Thursday, April 3, 2008

The Cathedral and the Bizarre

Good post here. It's thesis: that in the near future the software industry will look a lot like the energy business does today with its regulated and unregulated business; where regulated business is open source and its predictable steady stream of income and where unregulated business is analog to highly vertical, niche software products that are closed, closely guarded and expensive.

Interestingly, the software industry as we know it grew up with unregulated businesses - and only in the last decade has open source created these credible alternatives. I think the future looks similar to the energy industry: large technology companies will have a mix of regulated and unregulated businesses, that maximizes the advantages of both. For standard, widely-used technologies, open source "regulation" makes sense because it lowers development costs and provides a standards-based, predictable subscription base of business. For niche and high-end software, companies will still expect a substantial return on their development cost, and therefore will protect that IP and sell it at a premium until competition makes that impossible. The most successful of these integrated companies will be careful not to exploit the community, and will be respected for having transparency between what parts of their business are "regulated", and which parts aren't.

I certainly see this as the future of Microsoft which is unlikely to go completely open any time soon.

Wednesday, April 2, 2008

A Public API and Policy Would Really Help

If you have ever worked VMS or Windows at the API level you are familiar with the concept of a "Public API" and the concept of an API lifecycle. A public API is one that consumer code can count on. Some code is "for internal use only" while other code is meant specifically for "public consumption. " The public API code is a contract with the outside world. An API lifecycle is a contract between the API and its consumers that provides a level of backward compatibility and stability to the API. API calls never simply change or disappear. They are deprecated and then supported for some period of time before actually being removed. DEC had a really strong policy. DEC API calls would first be deprecated, after a number of releases they would be removed from the documentation but would continue to be supported, and finally after yet another number of releases they would be removed from the source base. Customers were given plenty of warning and time to port their consumer code.
Example:
Windows NT used to have a DLL called NT.dll. All of the actual system calls existed in this library but Microsoft made no commitment to anyone who called its methods directly that they would work from one patch or upgrade to the next. Developers were told specifically to avoid NT.dll and instead to rely on WIN32. NT.dll calls were at liberty to change as often as Microsoft saw fit, while the WIN32 library signatures had to maintain consistency for customers. Microsoft would then take the responsibility of mapping the stable WIN32 API calls to the more volatile NT.dll signatures whenever a call needed to be changed.

Many open source projects do not follow this practice. Some do, I believe Apache Struts for example deprecates for major two releases and removes on the third. As far as I know Alfresco does not have such a policy but I really wish they did. Enterprise customers expect reliability.
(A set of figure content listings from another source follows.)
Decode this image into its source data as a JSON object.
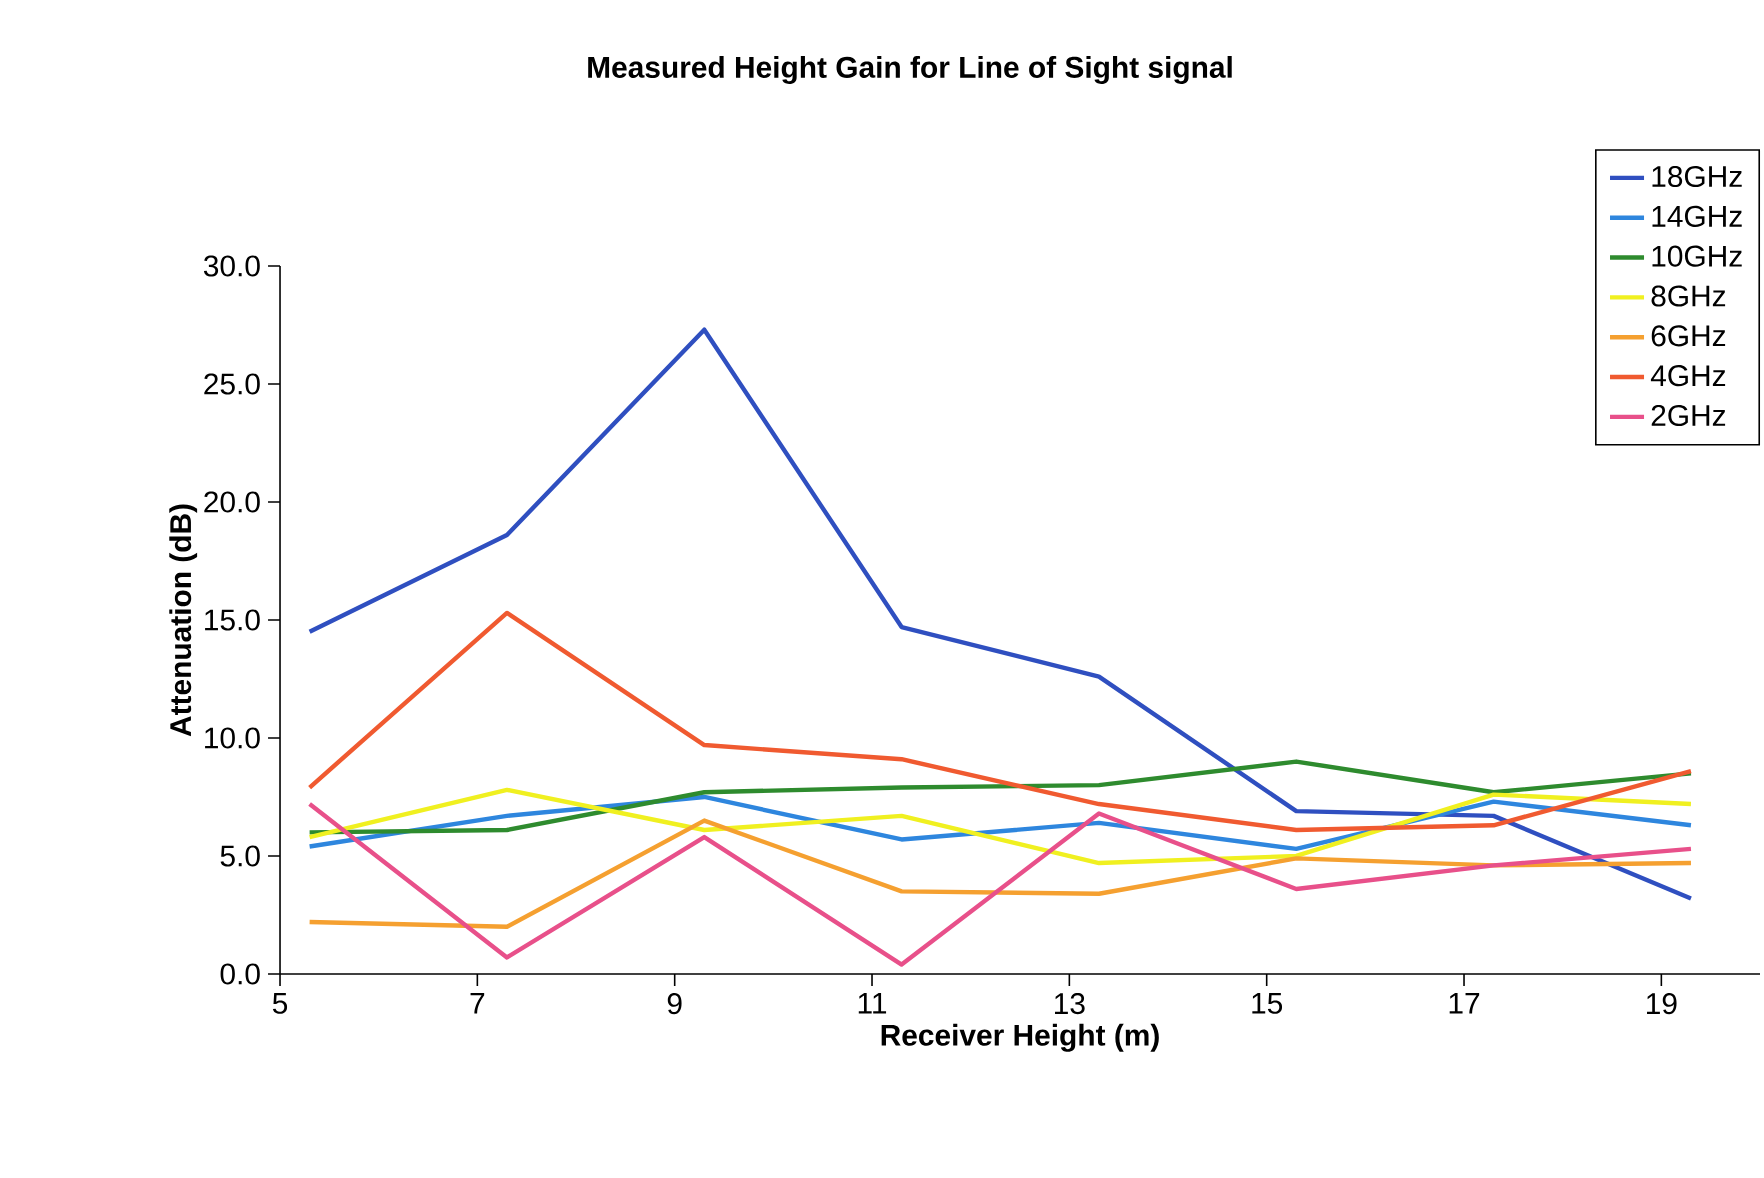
{
  "chart_data": {
    "type": "line",
    "title": "Measured Height Gain for Line of Sight signal",
    "xlabel": "Receiver Height (m)",
    "ylabel": "Attenuation (dB)",
    "x": [
      5.3,
      7.3,
      9.3,
      11.3,
      13.3,
      15.3,
      17.3,
      19.3
    ],
    "xlim": [
      5,
      20
    ],
    "xticks": [
      5,
      7,
      9,
      11,
      13,
      15,
      17,
      19
    ],
    "ylim": [
      0,
      30
    ],
    "yticks": [
      {
        "value": 0,
        "label": "0.0"
      },
      {
        "value": 5,
        "label": "5.0"
      },
      {
        "value": 10,
        "label": "10.0"
      },
      {
        "value": 15,
        "label": "15.0"
      },
      {
        "value": 20,
        "label": "20.0"
      },
      {
        "value": 25,
        "label": "25.0"
      },
      {
        "value": 30,
        "label": "30.0"
      }
    ],
    "grid": false,
    "legend": "top right",
    "marker": "none",
    "series": [
      {
        "name": "18GHz",
        "color": "#2f4fc0",
        "values": [
          14.5,
          18.6,
          27.3,
          14.7,
          12.6,
          6.9,
          6.7,
          3.2
        ]
      },
      {
        "name": "14GHz",
        "color": "#2e86de",
        "values": [
          5.4,
          6.7,
          7.5,
          5.7,
          6.4,
          5.3,
          7.3,
          6.3
        ]
      },
      {
        "name": "10GHz",
        "color": "#2e8b2e",
        "values": [
          6.0,
          6.1,
          7.7,
          7.9,
          8.0,
          9.0,
          7.7,
          8.5
        ]
      },
      {
        "name": "8GHz",
        "color": "#f0f020",
        "values": [
          5.8,
          7.8,
          6.1,
          6.7,
          4.7,
          5.0,
          7.6,
          7.2
        ]
      },
      {
        "name": "6GHz",
        "color": "#f5a030",
        "values": [
          2.2,
          2.0,
          6.5,
          3.5,
          3.4,
          4.9,
          4.6,
          4.7
        ]
      },
      {
        "name": "4GHz",
        "color": "#f05a30",
        "values": [
          7.9,
          15.3,
          9.7,
          9.1,
          7.2,
          6.1,
          6.3,
          8.6
        ]
      },
      {
        "name": "2GHz",
        "color": "#e8508a",
        "values": [
          7.2,
          0.7,
          5.8,
          0.4,
          6.8,
          3.6,
          4.6,
          5.3
        ]
      }
    ]
  }
}
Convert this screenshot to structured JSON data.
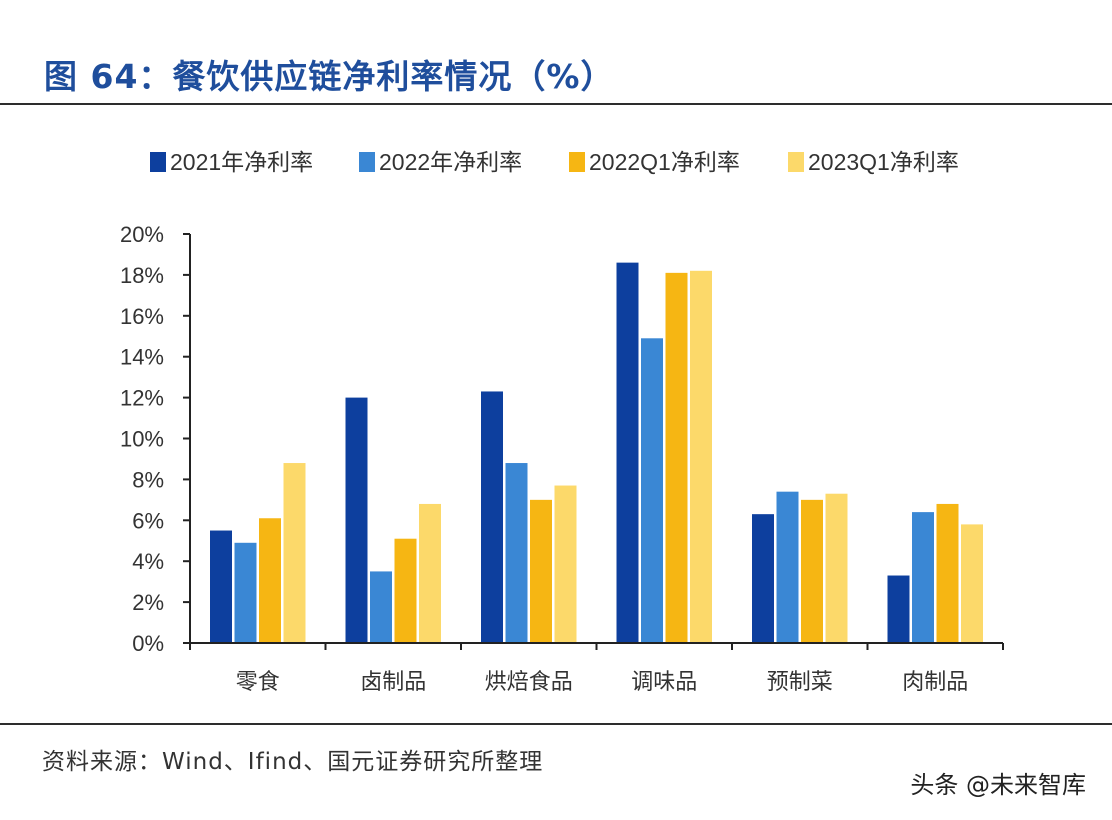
{
  "title": "图 64：餐饮供应链净利率情况（%）",
  "source": "资料来源：Wind、Ifind、国元证券研究所整理",
  "watermark": "头条 @未来智库",
  "chart_data": {
    "type": "bar",
    "categories": [
      "零食",
      "卤制品",
      "烘焙食品",
      "调味品",
      "预制菜",
      "肉制品"
    ],
    "series": [
      {
        "name": "2021年净利率",
        "color": "#0d3f9e",
        "values": [
          5.5,
          12.0,
          12.3,
          18.6,
          6.3,
          3.3
        ]
      },
      {
        "name": "2022年净利率",
        "color": "#3a87d4",
        "values": [
          4.9,
          3.5,
          8.8,
          14.9,
          7.4,
          6.4
        ]
      },
      {
        "name": "2022Q1净利率",
        "color": "#f6b613",
        "values": [
          6.1,
          5.1,
          7.0,
          18.1,
          7.0,
          6.8
        ]
      },
      {
        "name": "2023Q1净利率",
        "color": "#fcd96a",
        "values": [
          8.8,
          6.8,
          7.7,
          18.2,
          7.3,
          5.8
        ]
      }
    ],
    "yticks": [
      "0%",
      "2%",
      "4%",
      "6%",
      "8%",
      "10%",
      "12%",
      "14%",
      "16%",
      "18%",
      "20%"
    ],
    "ylim": [
      0,
      20
    ],
    "xlabel": "",
    "ylabel": "",
    "legend_position": "top",
    "grid": false
  }
}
They demand that versions come out at a slower more digestible pace and I would bet they expect some stability and policy around the backward compatibility of the API.

Today I installed a AMP in 2.9B (community) that is fully functional in 2.1E (enterprise) but does not work properly in 2.9B. The source of the problem is due to a class that has been moved from one package to another. This sort of refactoring happens all the time in source code. It's really important and it has to happen -- but we need to maintain some backward compatibility at the same time.

It may be a semi-valid criticism of this post that I am trying to install something that worked in the enterprise version but breaks in the community version because the community version is a sandbox / lab environment. I would however disagree. The labs release cannot be entirely free to evolve without consideration for any backward compatibility if we expect to build a community willing to contribute plug-ins and add-ons, etc. At OSBC many of the executives, when asked why their developers were taking from open source more than giving responded that it's simply too difficult to package and maintain contributions. This issue is further complicated if you cannot count on compatibility for some reasonable time frame.

There are downsides to maintaining backward compatibility. Backward compatibility code is cruft and can, over time, become weight on the system that impedes innovation. This issue can to some degree be managed by proper factoring of code and packaging as well as policies that attempt to seek balance. Don't try to remain backwardly compatible for more than a reasonable duration. Give customers the ability to port their code forward over the course of one or two upgrades but no more.

Stability and predictability goes beyond releases. If we want to encourage development outside the walls of Alfresco we have to extend some stability to the source code as well. Developers want to know exactly what API calls are public. Additionally they want fair warning when public calls change as well as to be given a sufficient amount of time to port their work.